Selain tergabung di dalam wadah organisasi wartawan
seperti PWI, Aliansi Jurnalis Independen (AJI) atau organisasi wartawan
lainnya, wartawan atau jurnalis foto di Indonesia kini juga sudah memiliki
organisasi sendiri yang diberi nama Pewarta Foto Indonesia (PFI).

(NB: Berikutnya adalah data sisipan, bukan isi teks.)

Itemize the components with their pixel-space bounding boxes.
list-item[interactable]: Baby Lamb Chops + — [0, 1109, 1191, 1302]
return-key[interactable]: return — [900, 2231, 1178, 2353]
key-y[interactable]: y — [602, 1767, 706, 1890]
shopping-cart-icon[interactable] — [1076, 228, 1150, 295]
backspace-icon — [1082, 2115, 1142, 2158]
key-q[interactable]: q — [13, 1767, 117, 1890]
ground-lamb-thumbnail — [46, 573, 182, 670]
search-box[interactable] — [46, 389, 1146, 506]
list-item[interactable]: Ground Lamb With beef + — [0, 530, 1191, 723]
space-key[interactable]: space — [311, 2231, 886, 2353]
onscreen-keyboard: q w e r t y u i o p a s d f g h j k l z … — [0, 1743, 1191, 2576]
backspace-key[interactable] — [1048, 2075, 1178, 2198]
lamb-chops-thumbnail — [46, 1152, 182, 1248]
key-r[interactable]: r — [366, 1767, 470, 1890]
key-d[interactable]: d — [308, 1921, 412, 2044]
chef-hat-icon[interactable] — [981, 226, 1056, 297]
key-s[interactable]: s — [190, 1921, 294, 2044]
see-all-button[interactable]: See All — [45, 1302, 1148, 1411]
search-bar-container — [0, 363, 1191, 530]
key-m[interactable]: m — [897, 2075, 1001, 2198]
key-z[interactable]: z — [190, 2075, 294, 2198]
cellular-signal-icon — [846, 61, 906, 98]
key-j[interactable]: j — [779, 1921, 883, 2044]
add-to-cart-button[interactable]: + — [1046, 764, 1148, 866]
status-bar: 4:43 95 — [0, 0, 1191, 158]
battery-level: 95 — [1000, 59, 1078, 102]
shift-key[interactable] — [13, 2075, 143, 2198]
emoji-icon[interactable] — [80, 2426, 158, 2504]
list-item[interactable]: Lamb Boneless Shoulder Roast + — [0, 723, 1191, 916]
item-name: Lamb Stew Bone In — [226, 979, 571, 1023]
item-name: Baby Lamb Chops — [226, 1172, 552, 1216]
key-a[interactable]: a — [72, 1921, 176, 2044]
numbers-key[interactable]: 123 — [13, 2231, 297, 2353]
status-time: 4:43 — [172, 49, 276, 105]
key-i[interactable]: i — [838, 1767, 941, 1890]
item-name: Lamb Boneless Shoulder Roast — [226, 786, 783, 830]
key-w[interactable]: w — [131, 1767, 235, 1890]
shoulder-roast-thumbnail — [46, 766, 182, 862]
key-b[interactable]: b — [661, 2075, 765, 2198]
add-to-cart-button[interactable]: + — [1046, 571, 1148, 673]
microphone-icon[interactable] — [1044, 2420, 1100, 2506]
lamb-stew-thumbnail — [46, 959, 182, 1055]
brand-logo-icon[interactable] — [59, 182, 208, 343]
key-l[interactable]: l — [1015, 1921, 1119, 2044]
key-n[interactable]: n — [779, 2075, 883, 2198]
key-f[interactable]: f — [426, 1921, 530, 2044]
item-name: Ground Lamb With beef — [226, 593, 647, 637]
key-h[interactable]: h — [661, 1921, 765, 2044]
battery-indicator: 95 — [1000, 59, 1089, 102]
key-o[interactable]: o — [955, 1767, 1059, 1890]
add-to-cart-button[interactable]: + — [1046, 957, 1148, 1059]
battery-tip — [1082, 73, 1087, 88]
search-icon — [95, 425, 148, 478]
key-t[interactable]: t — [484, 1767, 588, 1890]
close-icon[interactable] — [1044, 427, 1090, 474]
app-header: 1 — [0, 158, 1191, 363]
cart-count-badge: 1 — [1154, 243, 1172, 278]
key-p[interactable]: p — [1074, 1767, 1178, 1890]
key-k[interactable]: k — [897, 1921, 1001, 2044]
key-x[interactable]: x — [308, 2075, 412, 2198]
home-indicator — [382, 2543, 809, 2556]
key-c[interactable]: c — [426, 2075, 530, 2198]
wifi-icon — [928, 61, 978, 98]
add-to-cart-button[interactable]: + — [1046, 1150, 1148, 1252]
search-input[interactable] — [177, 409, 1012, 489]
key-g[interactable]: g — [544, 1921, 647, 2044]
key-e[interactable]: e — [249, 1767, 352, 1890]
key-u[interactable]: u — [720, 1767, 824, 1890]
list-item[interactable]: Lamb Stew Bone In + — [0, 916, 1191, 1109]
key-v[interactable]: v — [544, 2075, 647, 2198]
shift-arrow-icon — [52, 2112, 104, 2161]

Kode Etik Pewarta Indonesia
Tegaknya kebebasan pers, masyarakat foto jurnalistik yang
profesional, mandiri dan independen, serta terpenuhinya hak masyarakat untuk
berkomunikasi dan memperoleh informasi visual yang interaktif dan benar,
disertai kenyataan adanya pluralisme dalam masyarakat yang kritis, maka Pewarta
Foto Indonesia senantiasa aktif untuk mengambil peran pemberitaan visual
sebagai tanggung jawab sosial dan berfungsi menyuarakan kebenaran visual yang
punya integritas dan bisa dipercaya. Atas dasar itu Pewarta Foto Indonesia
menetapkan kode etik sebagai berikut:
1.
Pewarta foto menjunjung tinggi hak
masyarakat untuk memperoleh informasi visual dalam karya foto jurnalistik yang
jujur dan bertanggung jawab.
2.
Pewarta foto dalam menjalankan
tugasnya harus mendahulukan kepentingan umum untuk mendapatkan informasi
visual.
3.
Pewarta foto adalah insan
profesional yang mandiri dan independen.
4.
Pewarta foto tidak memanfaatkan profesinya
di luar kepentingan jurnalistik.
5.
Pewarta foto menghargai hak cipta
setiap karya foto jurnalistik dengan mencantumkan akreditasi yang sesungguhnya.
6.
Pewarta foto menjunjung tinggi
kepentingan umum dengan tidak mengabaikan kehidupan pribadi sumber berita.
7.
Pewarta foto menjunjung tinggi asas
praduga tak bersalah.
8.
Pewarta foto tidak menerima suap
dalam segala perwujudannya.
9.
Pewarta foto menempuh cara yang etis
untuk memperoleh bahan pemberitaan.
10. Pewarta foto menghindari
visualisasi yang menggambarkan atau mengesankan sikap kebencian, merendahkan,
diskriminasi terhadap ras, suku bangsa, agama dan golongan.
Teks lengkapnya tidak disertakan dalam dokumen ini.